(pipi)ać te ich sezon passy i kostiumy i ogólnie Tecmo Koei.
Nyotengu np kosztuje po przeliczeniu z jap ps stora 4 euro. Więc jest ok jak ktoś nie miał kodu. Kostiumy z sezon passów można kupować osobno.
DoA 5 miała ich za około 1000 dolarów. Nie widzę w tym nic złego.
Sama gra ma trochę contentu dla singleplayera.
W sumie to ma powyżej przeciętnej jak na bijatyki tej generacji.

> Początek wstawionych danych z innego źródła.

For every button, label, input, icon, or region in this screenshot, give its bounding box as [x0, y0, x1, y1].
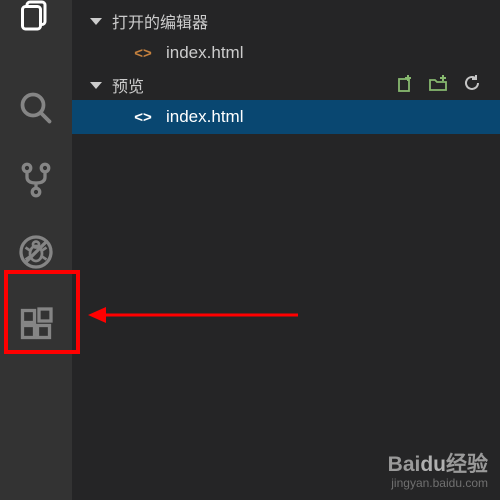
explorer-sidebar: 打开的编辑器 <> index.html 预览 <> index.html [72, 0, 500, 500]
watermark: Baidu经验 jingyan.baidu.com [388, 448, 488, 490]
activity-bar [0, 0, 72, 500]
activity-search[interactable] [0, 74, 72, 146]
section-actions [394, 70, 482, 100]
preview-file-item[interactable]: <> index.html [72, 100, 500, 134]
file-name: index.html [166, 107, 243, 127]
activity-extensions[interactable] [0, 290, 72, 362]
html-file-icon: <> [132, 42, 154, 64]
new-file-icon[interactable] [394, 73, 414, 98]
files-icon [18, 0, 54, 37]
section-open-editors[interactable]: 打开的编辑器 [72, 6, 500, 36]
html-file-icon: <> [132, 106, 154, 128]
activity-debug[interactable] [0, 218, 72, 290]
refresh-icon[interactable] [462, 73, 482, 98]
extensions-icon [18, 306, 54, 347]
bug-slash-icon [18, 234, 54, 275]
section-title: 打开的编辑器 [112, 9, 208, 33]
activity-source-control[interactable] [0, 146, 72, 218]
chevron-down-icon [90, 82, 102, 89]
search-icon [18, 90, 54, 131]
new-folder-icon[interactable] [428, 73, 448, 98]
file-name: index.html [166, 43, 243, 63]
activity-explorer[interactable] [0, 2, 72, 74]
section-title: 预览 [112, 73, 144, 97]
chevron-down-icon [90, 18, 102, 25]
section-preview[interactable]: 预览 [72, 70, 500, 100]
open-editor-item[interactable]: <> index.html [72, 36, 500, 70]
git-branch-icon [18, 162, 54, 203]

Dużo kostiumów do odblokowania, gadżetów typu okulary, wpisów do encyklopedii, tytułów, muzyczek, pierdół. Większość robi się w DOA Quest - tryb walk gdzie oprócz wygranej są 3 challenge np zrób 3 rzuty czy combo po przechwycie. Tych walk jest 104 i każde ma 3 zadania. Jest standardowo Story i Arcade gdzie też odblokowuje się patterny do kostiumów, Time Attack, Survival.

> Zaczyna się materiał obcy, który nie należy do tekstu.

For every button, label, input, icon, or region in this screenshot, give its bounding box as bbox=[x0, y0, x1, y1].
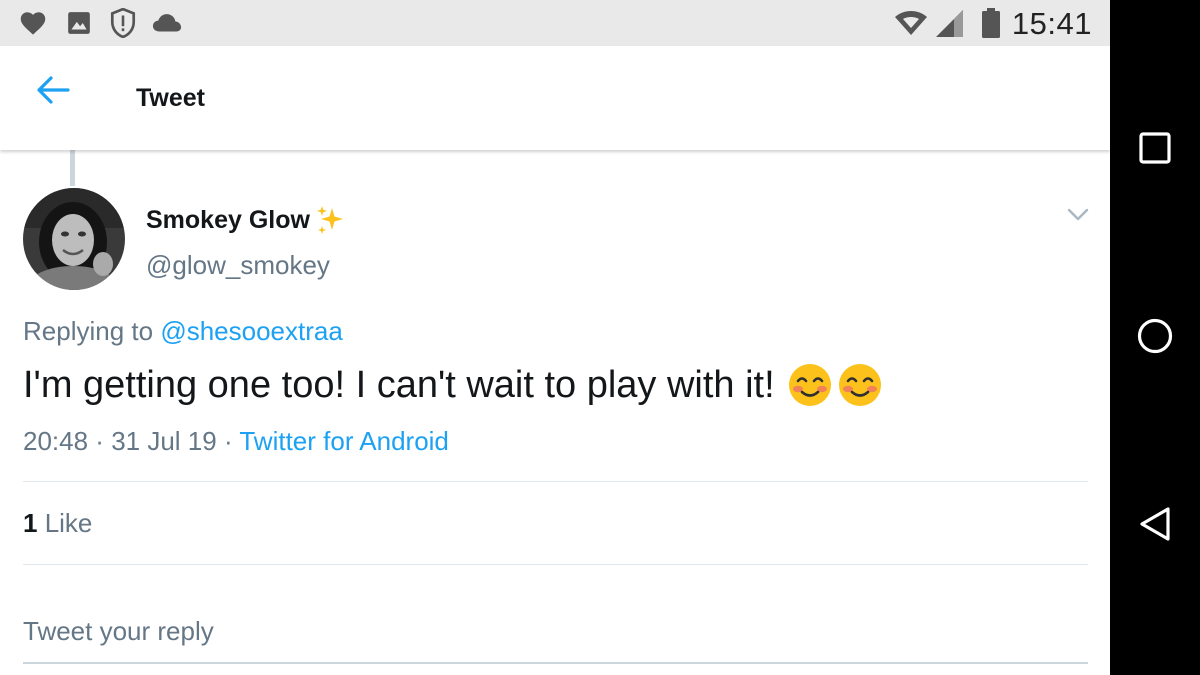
heart-icon bbox=[18, 8, 48, 38]
tweet-text-content: I'm getting one too! I can't wait to pla… bbox=[23, 363, 775, 406]
meta-separator: · bbox=[216, 426, 240, 456]
like-label: Like bbox=[37, 508, 93, 538]
meta-separator: · bbox=[88, 426, 112, 456]
tweet-date: 31 Jul 19 bbox=[111, 426, 217, 456]
thread-connector-line bbox=[70, 150, 75, 186]
arrow-left-icon bbox=[36, 75, 70, 110]
signal-icon bbox=[932, 8, 966, 38]
smiling-face-icon bbox=[837, 362, 883, 408]
smiling-face-icon bbox=[787, 362, 833, 408]
divider bbox=[23, 564, 1088, 565]
system-nav-bar bbox=[1110, 0, 1200, 675]
back-button[interactable] bbox=[28, 72, 78, 112]
chevron-down-icon bbox=[1067, 208, 1089, 227]
wifi-icon bbox=[893, 8, 929, 38]
back-triangle-icon bbox=[1138, 506, 1172, 547]
shield-alert-icon bbox=[108, 8, 138, 38]
recents-button[interactable] bbox=[1135, 130, 1175, 170]
battery-icon bbox=[976, 8, 1006, 38]
app-screen: 15:41 Tweet Smokey Glow @glow_smokey Rep… bbox=[0, 0, 1110, 675]
recents-square-icon bbox=[1138, 131, 1172, 170]
author-display-name[interactable]: Smokey Glow bbox=[146, 204, 346, 236]
tweet-text: I'm getting one too! I can't wait to pla… bbox=[23, 362, 883, 408]
tweet-meta: 20:48 · 31 Jul 19 · Twitter for Android bbox=[23, 426, 449, 457]
home-circle-icon bbox=[1136, 317, 1174, 360]
tweet-options-button[interactable] bbox=[1062, 202, 1094, 232]
likes-count[interactable]: 1 Like bbox=[23, 508, 92, 539]
home-button[interactable] bbox=[1135, 318, 1175, 358]
reply-input[interactable]: Tweet your reply bbox=[23, 598, 1088, 664]
top-app-bar: Tweet bbox=[0, 46, 1110, 150]
tweet-time: 20:48 bbox=[23, 426, 89, 456]
cloud-icon bbox=[152, 8, 182, 38]
replying-prefix: Replying to bbox=[23, 316, 161, 346]
like-count-number: 1 bbox=[23, 508, 38, 538]
sparkles-icon bbox=[314, 204, 346, 236]
author-name-text: Smokey Glow bbox=[146, 205, 310, 234]
image-icon bbox=[64, 8, 94, 38]
replying-to-mention[interactable]: @shesooextraa bbox=[160, 316, 343, 346]
divider bbox=[23, 481, 1088, 482]
tweet-source-link[interactable]: Twitter for Android bbox=[239, 426, 449, 456]
reply-placeholder: Tweet your reply bbox=[23, 616, 214, 646]
status-time: 15:41 bbox=[1011, 6, 1092, 41]
page-title: Tweet bbox=[136, 84, 205, 112]
status-bar: 15:41 bbox=[0, 0, 1110, 46]
author-handle[interactable]: @glow_smokey bbox=[146, 250, 330, 281]
replying-to-line: Replying to @shesooextraa bbox=[23, 316, 343, 347]
back-nav-button[interactable] bbox=[1135, 506, 1175, 546]
avatar[interactable] bbox=[23, 188, 125, 290]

Jest Combo Challenge dla każdej postaci nawet trudne są te końcowe combosy z wykorzystaniem dmg planszy.
Gra ma bardzo długi i dość ciężki do zaliczenia tutorial.
Jak ktoś jest maniakiem liczenia klatek, opóźnień to DoA 6 ma najlepszy tryb practice jaki widziałem w bitkach.
Graficznie plansze wiadomo chu.jowizna, brzydkie i małe. Zawsze w doa były duże. Widać gołym okiem brak atialiasingu na postaciach. Ogólnie technicznie troszkę wieje kupą na zwykłym PS4 nie ma co ukrywać. Loadingi nie są takie złe maks 15 sekund no ale widziałem wersję PC gdzie są około 2 sekundowe
Gra się spoko, a to najważniejsze. Zresztą nie ma nowej VF więc DOA 6 musi styknąć jak ktoś lubi ten styl bitek 3D.